The white convertible Smart Car lives in stall 67 – in underground parking beneath a downtown condo complex called Electric Avenue – which is reserved for it 24 hours per day. Last night, when I took the little white Smart Car home to stall 67, there was a honking huge brand new black BMW X6 SUV parked there, nose to the wall, in our reserved space, so after a bit of confusion, I parked in stall 70 and phoned the Car Coop to confirm the stall number and to find out if I could park the car in another space.

I gave them the info about the big black car, and they told me that they would call the towing company, but I’d have to wait around and show the car to the tow truck driver and sign off after he finished hooking up. So I waited.
I didn’t feel good about this, I’d never had any one towed before and I didn’t really want to do it at all. I went up to Earl’s restaurant (stall 67 is surrounded by free parking for Earl’s) and told the front door staff that the car was being towed and they told me they had no public announcement system, but thanked me for making an effort to let them know. I considered changing my booking so that I’d keep the car and return it in the morning when the BMW was sure to be gone, but I didn’t. I just waited for the tow truck.

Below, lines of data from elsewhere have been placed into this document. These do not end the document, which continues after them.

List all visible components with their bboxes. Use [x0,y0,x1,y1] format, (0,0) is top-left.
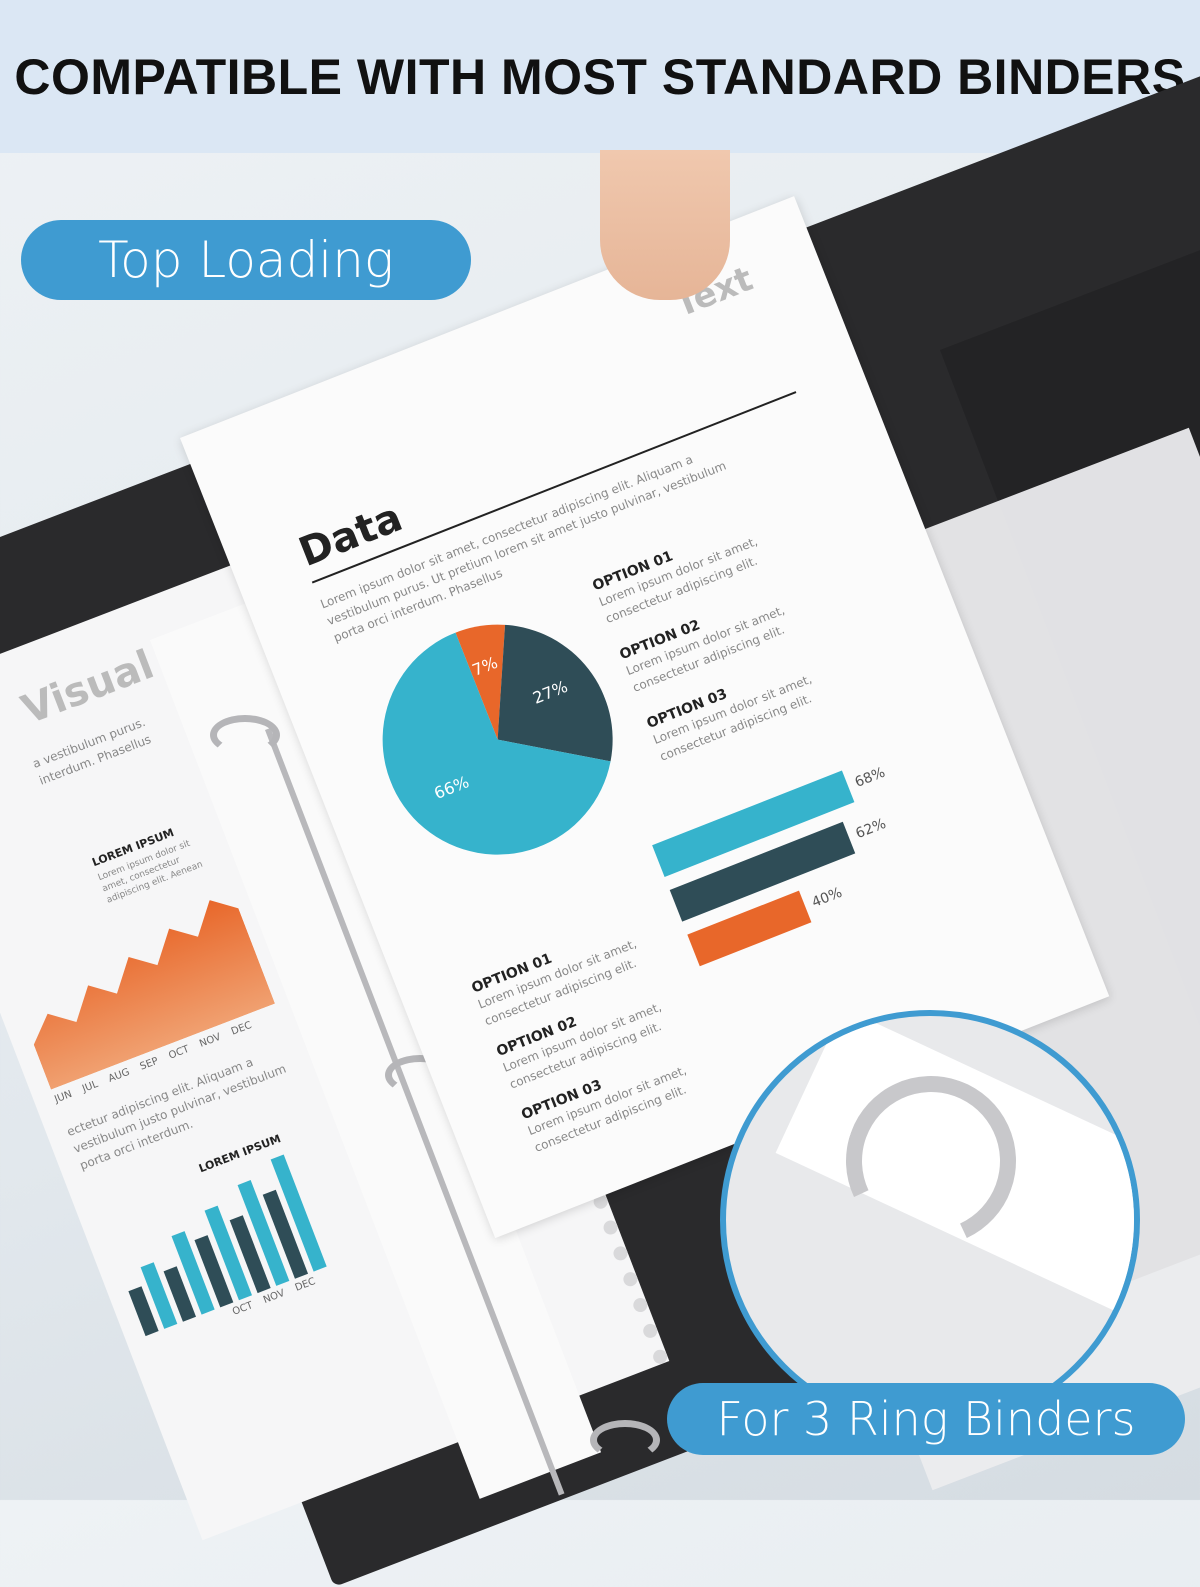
header-banner: COMPATIBLE WITH MOST STANDARD BINDERS [0,0,1200,153]
bar-label: 62% [853,815,889,843]
pie-slice [497,624,613,762]
ring-binders-label: For 3 Ring Binders [667,1383,1185,1455]
headline: COMPATIBLE WITH MOST STANDARD BINDERS [14,48,1186,105]
pie-slice [382,632,611,855]
month-label: DEC [229,1019,254,1038]
month-label: JUN [53,1088,74,1106]
pie-chart: 7%27%66% [382,624,613,855]
pie-slice [455,624,506,740]
month-label: OCT [231,1300,255,1318]
ring-closeup [720,1010,1140,1430]
month-label: NOV [261,1287,287,1307]
binder-ring [590,1420,660,1460]
inserted-sheet: Text Data Lorem ipsum dolor sit amet, co… [180,196,1110,1239]
bar-label: 68% [852,764,888,791]
month-label: JUL [80,1078,100,1095]
month-label: DEC [293,1276,318,1294]
month-label: OCT [167,1043,191,1062]
month-label: SEP [138,1055,160,1073]
month-label: NOV [198,1031,223,1050]
hand-finger [600,150,730,300]
top-loading-label: Top Loading [21,220,471,300]
top-loading-text: Top Loading [98,231,394,289]
bar-label: 40% [809,884,845,911]
ring-binders-text: For 3 Ring Binders [716,1392,1136,1446]
month-label: AUG [106,1066,132,1085]
binder-ring [210,715,280,755]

When the tow truck arrived the driver told me that he’d never towed a BMW X6 before, so he was really stoked, really looking forward to it, really excited. While he was working on it, two guys walked past and said “Are you really having it towed?” I shrugged and said, “I have to. They’re parked in our space.” Then they cheered me on for being assertive with my parking and having it towed. The tow truck driver beamed and thanked me as I signed the paper. Then he drove away, taking the big black BMW X6 SUV with him. I backed into stall 67, put the key away, and walked out of there, almost an hour after I first drove in, feeling okay.

Having thought about it, I now feel even better: these people are going to approach stall 67 and notice that the butt end of their big black BMW X6 SUV isn’t visible. They will panic more and more, and then when they get to stall 67, they’re going to find a tiny white convertible Smart Car parked nose out where they left their car. They’ll freak out. It’ll seem to them like their car lost 60% of its value, changed colour, shrunk, turned into a ragtop and turned itself around.

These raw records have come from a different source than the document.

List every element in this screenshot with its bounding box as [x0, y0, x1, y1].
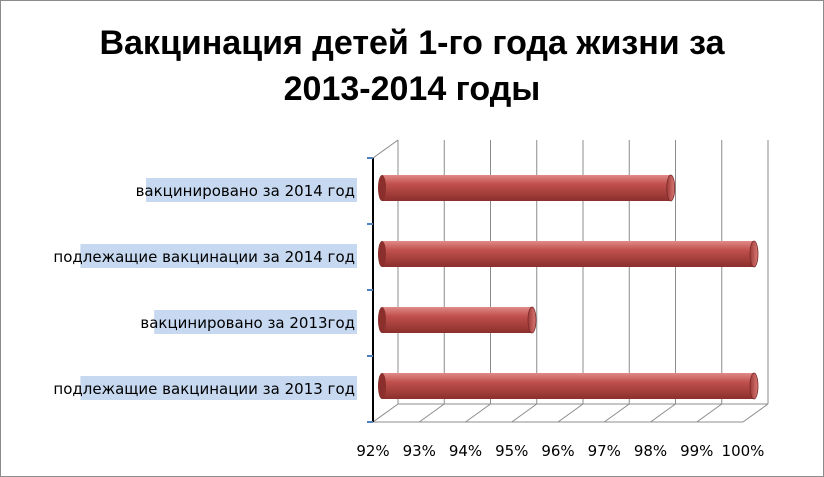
- floor-gridline: [372, 403, 399, 423]
- bar: [382, 373, 754, 399]
- chart-title-line-1: Вакцинация детей 1-го года жизни за: [99, 24, 725, 62]
- category-label-highlight: [146, 178, 357, 202]
- bar-end-cap: [749, 240, 759, 268]
- bar-end-cap: [666, 174, 676, 202]
- category-label-highlight: [80, 244, 358, 268]
- bar: [382, 307, 532, 333]
- bar: [382, 175, 671, 201]
- floor-gridline: [742, 403, 769, 423]
- floor-gridline: [557, 403, 584, 423]
- x-tick-label: 99%: [680, 442, 713, 460]
- axes: [367, 139, 399, 423]
- x-tick-label: 92%: [356, 442, 389, 460]
- floor-gridline: [603, 403, 630, 423]
- x-tick-label: 93%: [403, 442, 436, 460]
- category-label: подлежащие вакцинации за 2013 год: [53, 380, 355, 398]
- bar-base-cap: [378, 307, 386, 333]
- category-label-highlight: [154, 310, 357, 334]
- floor-gridline: [465, 403, 491, 423]
- x-tick-label: 97%: [588, 442, 621, 460]
- bar-base-cap: [378, 175, 386, 201]
- bar-base-cap: [378, 241, 386, 267]
- bars: [378, 174, 759, 400]
- side-wall-top: [372, 139, 399, 159]
- x-tick-label: 98%: [634, 442, 667, 460]
- category-label: подлежащие вакцинации за 2014 год: [53, 248, 355, 266]
- bar-end-cap: [749, 372, 759, 400]
- floor-gridline: [696, 403, 723, 423]
- floor-gridline: [650, 403, 676, 423]
- x-tick-label: 100%: [722, 442, 765, 460]
- x-tick-label: 94%: [449, 442, 482, 460]
- x-tick-label: 96%: [541, 442, 574, 460]
- x-tick-label: 95%: [495, 442, 528, 460]
- bar-end-cap: [527, 306, 537, 334]
- category-label: вакцинировано за 2013год: [140, 314, 355, 332]
- chart-title-line-2: 2013-2014 годы: [283, 70, 541, 108]
- bar: [382, 241, 754, 267]
- chart-title: Вакцинация детей 1-го года жизни за 2013…: [0, 20, 824, 112]
- category-labels: вакцинировано за 2014 год подлежащие вакц…: [53, 178, 358, 400]
- category-label: вакцинировано за 2014 год: [136, 182, 355, 200]
- floor-gridline: [418, 403, 445, 423]
- floor-gridline: [511, 403, 538, 423]
- x-tick-labels: 92% 93% 94% 95% 96% 97% 98% 99% 100%: [356, 442, 764, 460]
- bar-base-cap: [378, 373, 386, 399]
- category-label-highlight: [80, 376, 358, 400]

Ha ha. I loved it. I love sticking it to the BMW SUV drivers, and I would pay big money to hear them and to see the looks on their faces as they approach stall 67. I would pay even bigger money to hear and see them just after they arrive. I love this. What’s not to love about confounding people (who have quite likely been drinking) by apparently converting their absurdly ostentatious and wasteful vehicles into cute little sensible cars? Nothing.

~ by thiscassandra on Tuesday 8 July 2008.